Biden Picks Cuban-Born Alejandro Mayorkas To Serve As Secretary Of Homeland Security
US President-elect Joe Biden signalled a sharp reversal Monday from Donald Trump’s anti-immigrant policies with the choice of Cuba-born Alejandro Mayorkas to lead the Department of Homeland Security.
The former federal prosecutor ran US immigration services and then was DHS deputy secretary in the Obama-Biden administration.
Most notably Mayorkas, who turns 61 on Tuesday, oversaw the implementation of DACA, the Deferred Action for Childhood Arrivals program, meant to offer a way to citizenship for millions of longtime US residents who entered the country illegally.
Under Trump, that effort was halted and challenged in courts, as part of the White House’s determined effort against undocumented immigrants.

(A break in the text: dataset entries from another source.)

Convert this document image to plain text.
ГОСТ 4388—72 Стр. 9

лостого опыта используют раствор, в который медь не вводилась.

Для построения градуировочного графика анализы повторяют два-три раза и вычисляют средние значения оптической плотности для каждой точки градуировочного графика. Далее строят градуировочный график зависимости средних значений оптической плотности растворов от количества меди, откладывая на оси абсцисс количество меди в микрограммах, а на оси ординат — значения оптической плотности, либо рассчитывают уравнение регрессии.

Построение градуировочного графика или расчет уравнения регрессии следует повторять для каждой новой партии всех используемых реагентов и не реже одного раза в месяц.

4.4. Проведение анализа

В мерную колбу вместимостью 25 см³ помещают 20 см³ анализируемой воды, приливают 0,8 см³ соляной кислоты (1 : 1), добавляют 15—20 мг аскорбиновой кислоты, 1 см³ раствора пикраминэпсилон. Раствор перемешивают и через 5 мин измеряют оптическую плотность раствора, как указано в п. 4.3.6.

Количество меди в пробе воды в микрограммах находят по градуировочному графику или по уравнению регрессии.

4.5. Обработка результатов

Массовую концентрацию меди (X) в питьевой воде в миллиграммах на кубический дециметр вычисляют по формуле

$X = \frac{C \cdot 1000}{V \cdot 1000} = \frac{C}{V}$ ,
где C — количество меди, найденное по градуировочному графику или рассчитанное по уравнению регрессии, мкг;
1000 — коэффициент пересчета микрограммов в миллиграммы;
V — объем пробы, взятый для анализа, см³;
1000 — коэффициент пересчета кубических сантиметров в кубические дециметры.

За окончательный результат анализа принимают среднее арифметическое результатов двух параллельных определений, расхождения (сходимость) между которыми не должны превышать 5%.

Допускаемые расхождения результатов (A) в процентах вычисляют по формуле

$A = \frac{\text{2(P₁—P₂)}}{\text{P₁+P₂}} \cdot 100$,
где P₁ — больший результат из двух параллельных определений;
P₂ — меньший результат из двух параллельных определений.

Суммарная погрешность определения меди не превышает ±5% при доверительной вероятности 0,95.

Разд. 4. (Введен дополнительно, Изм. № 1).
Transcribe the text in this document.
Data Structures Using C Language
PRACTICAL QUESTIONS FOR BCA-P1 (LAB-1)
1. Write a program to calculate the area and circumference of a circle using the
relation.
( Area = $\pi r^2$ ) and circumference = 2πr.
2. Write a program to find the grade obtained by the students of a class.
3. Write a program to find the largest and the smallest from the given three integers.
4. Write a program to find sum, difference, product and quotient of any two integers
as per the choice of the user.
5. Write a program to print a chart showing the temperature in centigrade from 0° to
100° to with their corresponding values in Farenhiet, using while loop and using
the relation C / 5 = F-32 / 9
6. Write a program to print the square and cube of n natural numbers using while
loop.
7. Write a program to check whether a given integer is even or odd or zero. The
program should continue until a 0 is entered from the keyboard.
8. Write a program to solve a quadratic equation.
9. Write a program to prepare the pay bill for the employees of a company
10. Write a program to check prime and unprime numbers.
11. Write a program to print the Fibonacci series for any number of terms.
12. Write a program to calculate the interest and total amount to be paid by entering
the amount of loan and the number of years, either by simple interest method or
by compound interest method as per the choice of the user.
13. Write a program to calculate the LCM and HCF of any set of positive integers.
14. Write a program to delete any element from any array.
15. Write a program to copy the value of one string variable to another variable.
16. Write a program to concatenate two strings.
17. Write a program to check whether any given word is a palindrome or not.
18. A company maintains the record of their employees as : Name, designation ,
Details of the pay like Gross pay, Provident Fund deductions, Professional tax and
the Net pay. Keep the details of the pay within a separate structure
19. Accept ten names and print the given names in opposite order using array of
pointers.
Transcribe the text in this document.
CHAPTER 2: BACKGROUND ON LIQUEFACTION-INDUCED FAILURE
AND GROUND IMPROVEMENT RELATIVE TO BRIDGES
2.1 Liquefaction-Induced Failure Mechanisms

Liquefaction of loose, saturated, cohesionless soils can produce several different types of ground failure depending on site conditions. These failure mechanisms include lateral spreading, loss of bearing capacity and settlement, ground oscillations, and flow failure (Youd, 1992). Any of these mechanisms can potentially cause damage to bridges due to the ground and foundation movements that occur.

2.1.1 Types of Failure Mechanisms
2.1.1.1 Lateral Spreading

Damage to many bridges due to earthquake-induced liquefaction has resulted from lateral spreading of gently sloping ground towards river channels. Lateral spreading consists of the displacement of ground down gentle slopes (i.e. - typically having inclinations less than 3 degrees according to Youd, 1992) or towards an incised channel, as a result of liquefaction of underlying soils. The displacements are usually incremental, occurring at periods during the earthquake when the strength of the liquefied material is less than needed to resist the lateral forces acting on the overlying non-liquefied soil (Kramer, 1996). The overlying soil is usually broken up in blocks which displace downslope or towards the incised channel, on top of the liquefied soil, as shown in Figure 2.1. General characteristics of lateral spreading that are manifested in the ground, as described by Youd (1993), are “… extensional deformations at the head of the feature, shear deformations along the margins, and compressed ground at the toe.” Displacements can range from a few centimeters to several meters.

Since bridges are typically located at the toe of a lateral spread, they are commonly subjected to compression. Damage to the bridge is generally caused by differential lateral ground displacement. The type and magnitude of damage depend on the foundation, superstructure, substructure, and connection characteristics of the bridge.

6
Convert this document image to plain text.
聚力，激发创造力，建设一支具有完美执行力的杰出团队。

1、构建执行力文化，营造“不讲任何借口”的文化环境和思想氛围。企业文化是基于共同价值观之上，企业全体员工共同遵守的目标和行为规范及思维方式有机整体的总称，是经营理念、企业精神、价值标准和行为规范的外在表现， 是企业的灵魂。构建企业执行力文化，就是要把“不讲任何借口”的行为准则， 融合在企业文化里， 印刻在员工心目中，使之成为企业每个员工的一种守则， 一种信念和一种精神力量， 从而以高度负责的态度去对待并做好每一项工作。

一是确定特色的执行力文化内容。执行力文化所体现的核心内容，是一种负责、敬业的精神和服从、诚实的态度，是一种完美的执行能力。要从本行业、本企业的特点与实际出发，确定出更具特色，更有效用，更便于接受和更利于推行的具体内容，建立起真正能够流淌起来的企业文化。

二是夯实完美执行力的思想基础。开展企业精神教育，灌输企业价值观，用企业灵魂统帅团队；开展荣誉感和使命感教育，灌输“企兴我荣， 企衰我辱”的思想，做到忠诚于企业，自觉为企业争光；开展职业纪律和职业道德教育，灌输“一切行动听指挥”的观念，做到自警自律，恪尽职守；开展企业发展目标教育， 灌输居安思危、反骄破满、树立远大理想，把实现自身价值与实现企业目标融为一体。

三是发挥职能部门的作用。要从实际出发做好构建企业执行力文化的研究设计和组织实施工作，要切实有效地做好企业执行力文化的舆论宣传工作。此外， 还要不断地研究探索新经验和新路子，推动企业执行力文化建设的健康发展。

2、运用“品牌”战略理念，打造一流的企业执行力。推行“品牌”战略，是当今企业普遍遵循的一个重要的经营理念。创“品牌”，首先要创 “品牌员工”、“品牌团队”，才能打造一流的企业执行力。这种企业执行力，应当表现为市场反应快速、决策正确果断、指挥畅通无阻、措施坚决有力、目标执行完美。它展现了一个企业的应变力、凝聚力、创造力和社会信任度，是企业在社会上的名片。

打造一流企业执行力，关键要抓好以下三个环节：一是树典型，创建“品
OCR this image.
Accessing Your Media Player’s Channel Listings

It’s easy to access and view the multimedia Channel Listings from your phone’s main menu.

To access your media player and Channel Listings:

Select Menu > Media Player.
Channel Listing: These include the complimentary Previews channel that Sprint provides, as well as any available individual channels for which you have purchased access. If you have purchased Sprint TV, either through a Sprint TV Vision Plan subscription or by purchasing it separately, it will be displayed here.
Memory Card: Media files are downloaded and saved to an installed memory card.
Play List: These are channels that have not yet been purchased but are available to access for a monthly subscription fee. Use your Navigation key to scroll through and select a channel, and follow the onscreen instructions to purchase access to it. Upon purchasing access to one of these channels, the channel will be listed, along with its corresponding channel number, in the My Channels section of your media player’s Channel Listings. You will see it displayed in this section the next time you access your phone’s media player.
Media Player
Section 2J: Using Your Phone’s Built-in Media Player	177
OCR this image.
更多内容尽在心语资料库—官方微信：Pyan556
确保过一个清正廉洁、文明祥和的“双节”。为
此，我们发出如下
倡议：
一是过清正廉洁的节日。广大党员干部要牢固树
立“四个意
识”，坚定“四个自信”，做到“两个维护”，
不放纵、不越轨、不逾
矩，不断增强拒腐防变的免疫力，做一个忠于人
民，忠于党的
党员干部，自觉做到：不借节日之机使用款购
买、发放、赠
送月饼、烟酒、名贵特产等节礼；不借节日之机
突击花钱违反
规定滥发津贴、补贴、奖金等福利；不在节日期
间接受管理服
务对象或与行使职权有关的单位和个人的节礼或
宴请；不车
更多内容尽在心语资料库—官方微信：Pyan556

Mayorkas will be the first immigrant himself to lead the sprawling DHS bureaucracy, whose mission is focused firstly on protecting the country from terror and cyber-attacks and natural disasters.
In a tweet, Mayorkas pointed to his own history as a refugee as shaping his view of the job.
His mother was a Romanian Jew who fled to Cuba, and his father a Cuban Jew who brought the family to the United States in 1960 before Mayorkas’ first birthday.
“When I was very young, the United States provided my family and me a place of refuge,” he wrote.
“Now, I have been nominated to be the DHS secretary and oversee the protection of all Americans and those who flee persecution in search of a better life for themselves and their loved ones.”